That dreaded 50%
Fifty percent was a number thrown out there, related to recurrence after a regional recurrence. This was the first time someone threw a number out there and it had me unsettled. When I meet with my oncologist next week, I will talk to him more about prognosis. I’ve done some research, and 50% is on the better end of the numbers that I’ve seen. I’ve two things going for me – the length of time between my initial diagnosis and recurrence, and my age – both are indicators for better overall survival outcomes.
The last few nights I’ve been really thinking about what this means. It isn’t that I’d die tomorrow if the cancer came back. Even with terminal breast cancer I’d likely be looking at several years – but they would be years with treatments – I’d be in forever treatment. My health would deteriorate and it will get more and more difficult to do the things I enjoy doing.

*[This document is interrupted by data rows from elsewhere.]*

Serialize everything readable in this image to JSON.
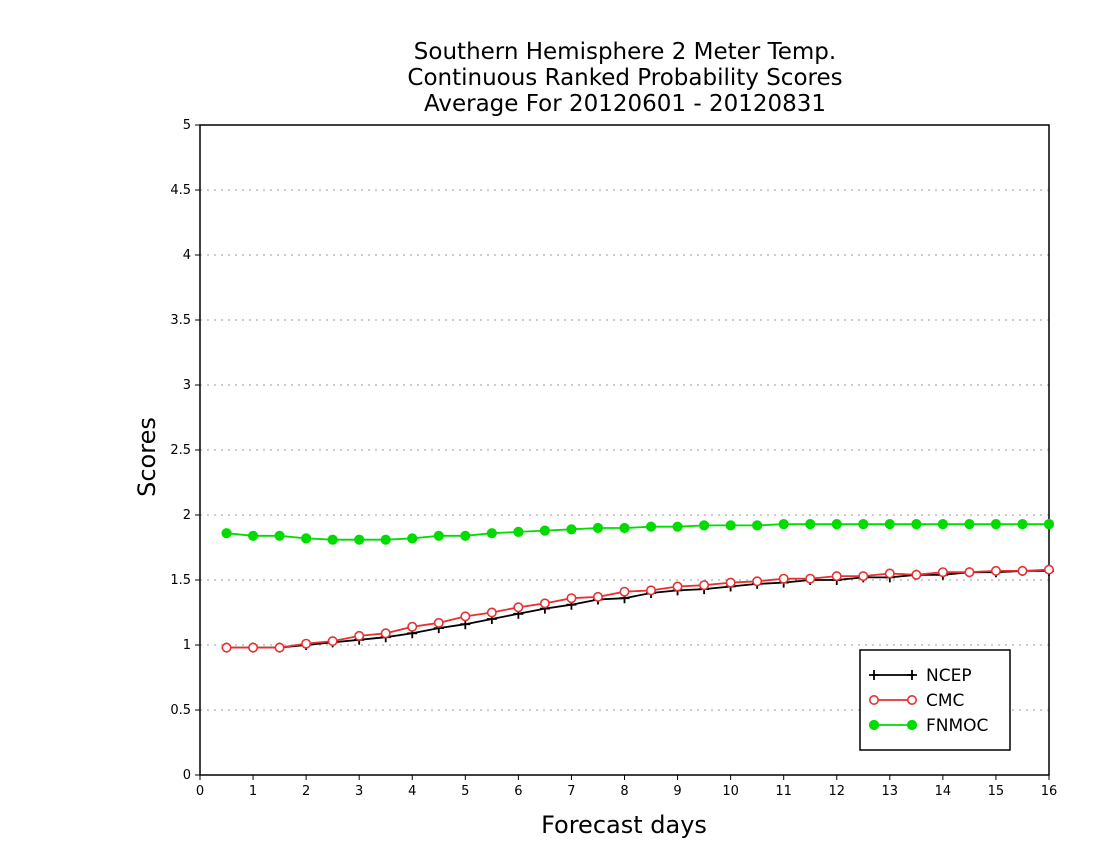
{
  "chart_data": {
    "type": "line",
    "title_lines": [
      "Southern Hemisphere 2 Meter Temp.",
      "Continuous Ranked Probability Scores",
      "Average For 20120601 - 20120831"
    ],
    "xlabel": "Forecast days",
    "ylabel": "Scores",
    "xlim": [
      0,
      16
    ],
    "ylim": [
      0,
      5
    ],
    "x_ticks": [
      0,
      1,
      2,
      3,
      4,
      5,
      6,
      7,
      8,
      9,
      10,
      11,
      12,
      13,
      14,
      15,
      16
    ],
    "y_ticks": [
      0,
      0.5,
      1,
      1.5,
      2,
      2.5,
      3,
      3.5,
      4,
      4.5,
      5
    ],
    "x_tick_labels": [
      "0",
      "1",
      "2",
      "3",
      "4",
      "5",
      "6",
      "7",
      "8",
      "9",
      "10",
      "11",
      "12",
      "13",
      "14",
      "15",
      "16"
    ],
    "y_tick_labels": [
      "0",
      "0.5",
      "1",
      "1.5",
      "2",
      "2.5",
      "3",
      "3.5",
      "4",
      "4.5",
      "5"
    ],
    "grid": "horizontal dotted",
    "legend_position": "bottom-right",
    "x": [
      0.5,
      1,
      1.5,
      2,
      2.5,
      3,
      3.5,
      4,
      4.5,
      5,
      5.5,
      6,
      6.5,
      7,
      7.5,
      8,
      8.5,
      9,
      9.5,
      10,
      10.5,
      11,
      11.5,
      12,
      12.5,
      13,
      13.5,
      14,
      14.5,
      15,
      15.5,
      16
    ],
    "series": [
      {
        "name": "NCEP",
        "color": "#000000",
        "marker": "plus",
        "values": [
          0.98,
          0.98,
          0.98,
          1.0,
          1.02,
          1.04,
          1.06,
          1.09,
          1.13,
          1.16,
          1.2,
          1.24,
          1.28,
          1.31,
          1.35,
          1.36,
          1.4,
          1.42,
          1.43,
          1.45,
          1.47,
          1.48,
          1.5,
          1.5,
          1.52,
          1.52,
          1.54,
          1.54,
          1.56,
          1.56,
          1.57,
          1.57
        ]
      },
      {
        "name": "CMC",
        "color": "#e83030",
        "marker": "open-circle",
        "values": [
          0.98,
          0.98,
          0.98,
          1.01,
          1.03,
          1.07,
          1.09,
          1.14,
          1.17,
          1.22,
          1.25,
          1.29,
          1.32,
          1.36,
          1.37,
          1.41,
          1.42,
          1.45,
          1.46,
          1.48,
          1.49,
          1.51,
          1.51,
          1.53,
          1.53,
          1.55,
          1.54,
          1.56,
          1.56,
          1.57,
          1.57,
          1.58
        ]
      },
      {
        "name": "FNMOC",
        "color": "#00dc00",
        "marker": "filled-circle",
        "values": [
          1.86,
          1.84,
          1.84,
          1.82,
          1.81,
          1.81,
          1.81,
          1.82,
          1.84,
          1.84,
          1.86,
          1.87,
          1.88,
          1.89,
          1.9,
          1.9,
          1.91,
          1.91,
          1.92,
          1.92,
          1.92,
          1.93,
          1.93,
          1.93,
          1.93,
          1.93,
          1.93,
          1.93,
          1.93,
          1.93,
          1.93,
          1.93
        ]
      }
    ]
  }
}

When I was initially diagnosed in 2014, I couldn’t see past a three month horizon. It was over a year after treatment ended before I could start seeing more than three months ahead. That hasn’t been such an issue this time – at least until recently.
The thing that I’m thinking of most now, is that I might only have one good summer left – or at least I can anticipate that this will be a good summer for me – for hiking and camping. I cannot guarantee that I will have more good summers – if the cancer comes back, then my health will likely deteriorate. It might sound pessimistic, but it is also realistic. The one thing that I can count on is that this should be a good summer for me health wise.
And so, we will plan to have a good summer. We will also have a good spring – starting with the eclipse – we will get our van ready and make plans to go someplace – ideally someplace in nature for the eclipse. We saw a full solar eclipse a couple years ago that was so amazing. One of the things I enjoyed was being in nature and listening to how all the animals responded to the change in the sun. I would love to do that again in April.
I might plan a trip to California in May. I had to cancel the trip I had planned in October due to treatment – so I have the credit on Air Canada for the plane ticket. I just need to decide when I want to go and book something. I’m waiting to see how radiation treatment goes before I make any firm plans.
Then in June we are going to Iceland for almost two weeks. Iceland Air starts direct flights May 31. We will fly on a Monday and return a week and a half later on the Friday. We have booked a rental RV for the trip, so we can explore the country and camp. Although the latest eruption means we likely won’t be able to visit the Blue Lagoon, there are many other similar hot springs to visit. I’m looking forward to that being the real start of summer. Nova Scotia summers don’t really start until July.
I hope to spend much of July, August, and maybe September camping around Nova Scotia. We were thinking maybe we would try to visit every Provincial Park. We have been living here for four years now, and have not spent much time seeing the province, and this summer was all about getting Treehouse built. Now that we live at Treehouse, we are hoping for a little more time to enjoy just being here. I’m looking forward to converting our van backing into the camping van – rather than a van for transporting various construction supplies or moving boxes. I miss sleeping in the van with my hubby and my puppy.
And so, that 50% makes me want to seize the day. Carpe Diem.